Recently, reference-based image super-resolution (RefSR) has shown excellent performance in image super-resolution (SR) tasks. The main idea of RefSR is to utilize additional information from the reference (Ref) image to recover the high-frequency components in low-resolution (LR) images. By transferring relevant textures through feature matching, RefSR models outperform existing single image super-resolution (SISR) models. However, their performance significantly declines when a domain gap between Ref and LR images exists, which often occurs in real-world scenarios, such as satellite imaging. In this letter, we introduce a Domain Matching (DM) module that can be seamlessly integrated with existing RefSR models to enhance their performance in a plug-and-play manner. To the best of our knowledge, we are the first to explore Domain Matching-based RefSR in remote sensing image processing. Our analysis reveals that their domain gaps often occur in different satellites, and our model effectively addresses these challenges, whereas existing models struggle. Our experiments demonstrate that the proposed DM module improves SR performance both qualitatively and quantitatively for remote sensing super-resolution tasks.
Paper Structure (8 sections, 4 equations, 3 figures, 3 tables)

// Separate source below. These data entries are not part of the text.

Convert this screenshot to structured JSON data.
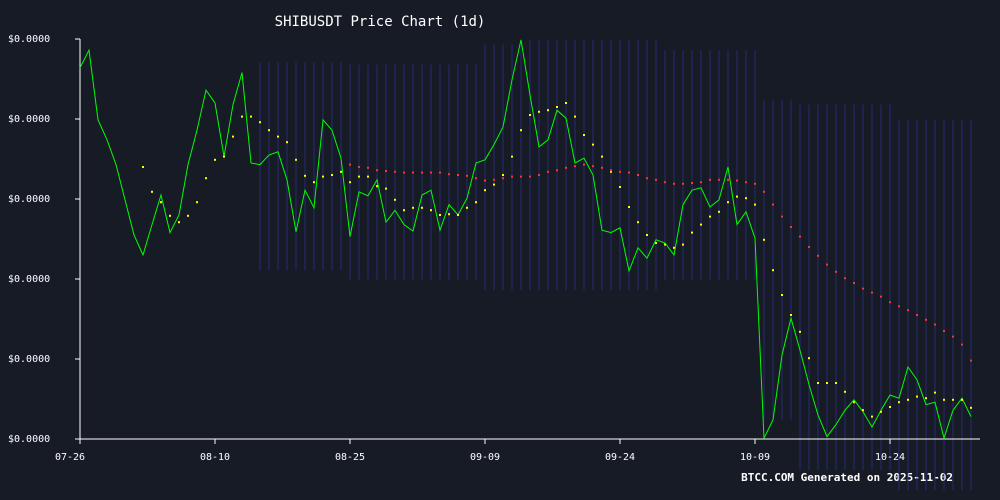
{
  "chart_data": {
    "type": "line",
    "title": "SHIBUSDT Price Chart (1d)",
    "footer": "BTCC.COM Generated on 2025-11-02",
    "categories": [
      "07-26",
      null,
      null,
      null,
      null,
      null,
      null,
      null,
      null,
      null,
      null,
      null,
      null,
      null,
      null,
      "08-10",
      null,
      null,
      null,
      null,
      null,
      null,
      null,
      null,
      null,
      null,
      null,
      null,
      null,
      null,
      "08-25",
      null,
      null,
      null,
      null,
      null,
      null,
      null,
      null,
      null,
      null,
      null,
      null,
      null,
      null,
      "09-09",
      null,
      null,
      null,
      null,
      null,
      null,
      null,
      null,
      null,
      null,
      null,
      null,
      null,
      null,
      "09-24",
      null,
      null,
      null,
      null,
      null,
      null,
      null,
      null,
      null,
      null,
      null,
      null,
      null,
      null,
      "10-09",
      null,
      null,
      null,
      null,
      null,
      null,
      null,
      null,
      null,
      null,
      null,
      null,
      null,
      null,
      "10-24",
      null,
      null,
      null,
      null,
      null,
      null,
      null,
      null,
      null
    ],
    "ylim": [
      1e-05,
      1.5e-05
    ],
    "yticks": [
      {
        "value": 1e-05,
        "label": "$0.0000"
      },
      {
        "value": 1.1e-05,
        "label": "$0.0000"
      },
      {
        "value": 1.2e-05,
        "label": "$0.0000"
      },
      {
        "value": 1.3e-05,
        "label": "$0.0000"
      },
      {
        "value": 1.4e-05,
        "label": "$0.0000"
      },
      {
        "value": 1.5e-05,
        "label": "$0.0000"
      }
    ],
    "background": "#171b26",
    "band": {
      "color": "#2b2f8f",
      "upper": [
        null,
        null,
        null,
        null,
        null,
        null,
        null,
        null,
        null,
        null,
        null,
        null,
        null,
        null,
        null,
        null,
        null,
        null,
        null,
        null,
        1.471e-05,
        1.471e-05,
        1.471e-05,
        1.471e-05,
        1.471e-05,
        1.471e-05,
        1.471e-05,
        1.471e-05,
        1.471e-05,
        1.471e-05,
        1.468e-05,
        1.468e-05,
        1.468e-05,
        1.468e-05,
        1.468e-05,
        1.468e-05,
        1.468e-05,
        1.468e-05,
        1.468e-05,
        1.468e-05,
        1.468e-05,
        1.468e-05,
        1.468e-05,
        1.468e-05,
        1.468e-05,
        1.493e-05,
        1.493e-05,
        1.493e-05,
        1.493e-05,
        1.493e-05,
        1.499e-05,
        1.499e-05,
        1.499e-05,
        1.499e-05,
        1.499e-05,
        1.499e-05,
        1.499e-05,
        1.499e-05,
        1.499e-05,
        1.499e-05,
        1.499e-05,
        1.499e-05,
        1.499e-05,
        1.499e-05,
        1.499e-05,
        1.486e-05,
        1.486e-05,
        1.486e-05,
        1.486e-05,
        1.486e-05,
        1.486e-05,
        1.486e-05,
        1.486e-05,
        1.486e-05,
        1.486e-05,
        1.486e-05,
        1.424e-05,
        1.424e-05,
        1.424e-05,
        1.424e-05,
        1.418e-05,
        1.418e-05,
        1.418e-05,
        1.418e-05,
        1.418e-05,
        1.418e-05,
        1.418e-05,
        1.418e-05,
        1.418e-05,
        1.418e-05,
        1.418e-05,
        1.399e-05,
        1.399e-05,
        1.399e-05,
        1.399e-05,
        1.399e-05,
        1.399e-05,
        1.399e-05,
        1.399e-05,
        1.399e-05
      ],
      "lower": [
        null,
        null,
        null,
        null,
        null,
        null,
        null,
        null,
        null,
        null,
        null,
        null,
        null,
        null,
        null,
        null,
        null,
        null,
        null,
        null,
        1.211e-05,
        1.211e-05,
        1.211e-05,
        1.211e-05,
        1.211e-05,
        1.211e-05,
        1.211e-05,
        1.211e-05,
        1.211e-05,
        1.211e-05,
        1.199e-05,
        1.199e-05,
        1.199e-05,
        1.199e-05,
        1.199e-05,
        1.199e-05,
        1.199e-05,
        1.199e-05,
        1.199e-05,
        1.199e-05,
        1.199e-05,
        1.199e-05,
        1.199e-05,
        1.199e-05,
        1.199e-05,
        1.186e-05,
        1.186e-05,
        1.186e-05,
        1.186e-05,
        1.186e-05,
        1.186e-05,
        1.186e-05,
        1.186e-05,
        1.186e-05,
        1.186e-05,
        1.186e-05,
        1.186e-05,
        1.186e-05,
        1.186e-05,
        1.186e-05,
        1.186e-05,
        1.186e-05,
        1.186e-05,
        1.186e-05,
        1.186e-05,
        1.199e-05,
        1.199e-05,
        1.199e-05,
        1.199e-05,
        1.199e-05,
        1.199e-05,
        1.199e-05,
        1.199e-05,
        1.199e-05,
        1.199e-05,
        1.199e-05,
        1.024e-05,
        1.024e-05,
        1.024e-05,
        1.024e-05,
        9.61e-06,
        9.61e-06,
        9.61e-06,
        9.61e-06,
        9.61e-06,
        9.61e-06,
        9.61e-06,
        9.61e-06,
        9.61e-06,
        9.61e-06,
        9.61e-06,
        9.36e-06,
        9.36e-06,
        9.36e-06,
        9.36e-06,
        9.36e-06,
        9.36e-06,
        9.36e-06,
        9.36e-06,
        9.36e-06
      ]
    },
    "series": [
      {
        "color": "#00ff00",
        "style": "line",
        "values": [
          1.464e-05,
          1.486e-05,
          1.399e-05,
          1.374e-05,
          1.343e-05,
          1.299e-05,
          1.255e-05,
          1.23e-05,
          1.268e-05,
          1.305e-05,
          1.258e-05,
          1.28e-05,
          1.343e-05,
          1.386e-05,
          1.436e-05,
          1.42e-05,
          1.353e-05,
          1.418e-05,
          1.458e-05,
          1.345e-05,
          1.343e-05,
          1.355e-05,
          1.359e-05,
          1.324e-05,
          1.259e-05,
          1.311e-05,
          1.289e-05,
          1.399e-05,
          1.386e-05,
          1.351e-05,
          1.253e-05,
          1.309e-05,
          1.304e-05,
          1.324e-05,
          1.271e-05,
          1.286e-05,
          1.268e-05,
          1.26e-05,
          1.305e-05,
          1.311e-05,
          1.261e-05,
          1.293e-05,
          1.28e-05,
          1.301e-05,
          1.345e-05,
          1.349e-05,
          1.368e-05,
          1.39e-05,
          1.449e-05,
          1.499e-05,
          1.43e-05,
          1.365e-05,
          1.374e-05,
          1.411e-05,
          1.401e-05,
          1.345e-05,
          1.351e-05,
          1.33e-05,
          1.261e-05,
          1.258e-05,
          1.264e-05,
          1.21e-05,
          1.239e-05,
          1.226e-05,
          1.249e-05,
          1.245e-05,
          1.23e-05,
          1.293e-05,
          1.311e-05,
          1.314e-05,
          1.29e-05,
          1.299e-05,
          1.34e-05,
          1.268e-05,
          1.284e-05,
          1.251e-05,
          1.001e-05,
          1.024e-05,
          1.105e-05,
          1.151e-05,
          1.111e-05,
          1.068e-05,
          1.03e-05,
          1.003e-05,
          1.018e-05,
          1.036e-05,
          1.049e-05,
          1.034e-05,
          1.015e-05,
          1.036e-05,
          1.055e-05,
          1.051e-05,
          1.09e-05,
          1.074e-05,
          1.043e-05,
          1.046e-05,
          1.001e-05,
          1.036e-05,
          1.051e-05,
          1.028e-05
        ]
      },
      {
        "color": "#ffff00",
        "style": "dots",
        "values": [
          null,
          null,
          null,
          null,
          null,
          null,
          null,
          1.34e-05,
          1.309e-05,
          1.296e-05,
          1.279e-05,
          1.271e-05,
          1.279e-05,
          1.296e-05,
          1.326e-05,
          1.349e-05,
          1.353e-05,
          1.378e-05,
          1.403e-05,
          1.403e-05,
          1.396e-05,
          1.386e-05,
          1.378e-05,
          1.371e-05,
          1.349e-05,
          1.329e-05,
          1.321e-05,
          1.328e-05,
          1.33e-05,
          1.334e-05,
          1.321e-05,
          1.328e-05,
          1.328e-05,
          1.316e-05,
          1.313e-05,
          1.299e-05,
          1.286e-05,
          1.289e-05,
          1.289e-05,
          1.286e-05,
          1.28e-05,
          1.281e-05,
          1.28e-05,
          1.289e-05,
          1.296e-05,
          1.311e-05,
          1.318e-05,
          1.33e-05,
          1.353e-05,
          1.386e-05,
          1.405e-05,
          1.409e-05,
          1.411e-05,
          1.415e-05,
          1.42e-05,
          1.403e-05,
          1.38e-05,
          1.368e-05,
          1.353e-05,
          1.334e-05,
          1.315e-05,
          1.29e-05,
          1.271e-05,
          1.255e-05,
          1.245e-05,
          1.243e-05,
          1.239e-05,
          1.243e-05,
          1.258e-05,
          1.268e-05,
          1.278e-05,
          1.284e-05,
          1.296e-05,
          1.303e-05,
          1.301e-05,
          1.293e-05,
          1.249e-05,
          1.211e-05,
          1.18e-05,
          1.155e-05,
          1.134e-05,
          1.101e-05,
          1.07e-05,
          1.07e-05,
          1.07e-05,
          1.059e-05,
          1.046e-05,
          1.036e-05,
          1.028e-05,
          1.034e-05,
          1.04e-05,
          1.046e-05,
          1.049e-05,
          1.053e-05,
          1.051e-05,
          1.058e-05,
          1.049e-05,
          1.049e-05,
          1.049e-05,
          1.039e-05
        ]
      },
      {
        "color": "#ff3333",
        "style": "dots",
        "values": [
          null,
          null,
          null,
          null,
          null,
          null,
          null,
          null,
          null,
          null,
          null,
          null,
          null,
          null,
          null,
          null,
          null,
          null,
          null,
          null,
          null,
          null,
          null,
          null,
          null,
          null,
          null,
          null,
          null,
          null,
          1.343e-05,
          1.34e-05,
          1.339e-05,
          1.336e-05,
          1.335e-05,
          1.334e-05,
          1.333e-05,
          1.333e-05,
          1.333e-05,
          1.333e-05,
          1.333e-05,
          1.331e-05,
          1.33e-05,
          1.329e-05,
          1.326e-05,
          1.323e-05,
          1.324e-05,
          1.326e-05,
          1.328e-05,
          1.328e-05,
          1.328e-05,
          1.33e-05,
          1.334e-05,
          1.336e-05,
          1.339e-05,
          1.341e-05,
          1.343e-05,
          1.341e-05,
          1.339e-05,
          1.336e-05,
          1.334e-05,
          1.333e-05,
          1.33e-05,
          1.326e-05,
          1.324e-05,
          1.321e-05,
          1.319e-05,
          1.319e-05,
          1.32e-05,
          1.321e-05,
          1.324e-05,
          1.324e-05,
          1.324e-05,
          1.323e-05,
          1.321e-05,
          1.319e-05,
          1.309e-05,
          1.293e-05,
          1.278e-05,
          1.265e-05,
          1.253e-05,
          1.24e-05,
          1.229e-05,
          1.218e-05,
          1.209e-05,
          1.201e-05,
          1.195e-05,
          1.188e-05,
          1.183e-05,
          1.178e-05,
          1.171e-05,
          1.166e-05,
          1.161e-05,
          1.155e-05,
          1.149e-05,
          1.143e-05,
          1.135e-05,
          1.128e-05,
          1.118e-05,
          1.098e-05
        ]
      }
    ]
  }
}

This paper contains 8 sections, 4 equations, 3 figures, 3 tables.

Figures (3)

  • Figure 1: Overview We applied a grayscale transform to the input images before feeding it into the matching encoder during the correspondence matching process. In the texture transfer process, $F^t_{Ref}$ is the domain adapted by $F^t_{LR}$ to enhance the information of transferring textures. In this experiment, the domain adaptation module indicates WCT with phase replacement technique. $EO_A$ and $EO_B$ refer to electro-optical images captured by different satellites.
  • Figure 2: Visualization of matching results of DATSR with and without grayscale transformation in the corresponding matching process. The matching result indicates the outcome after identifying the most relevant reference feature to the input, implying that a better matching is achieved as it becomes closer to the input. Our approach demonstrates a much cleaner and more effective retrieval of detailed information compared to the existing baseline.
  • Figure 3: Qualitative comparison of baseline RefSR models and proposed methods. Our proposed method shows better performance compared to previous SOTA models and recovers more details and shows good visual quality.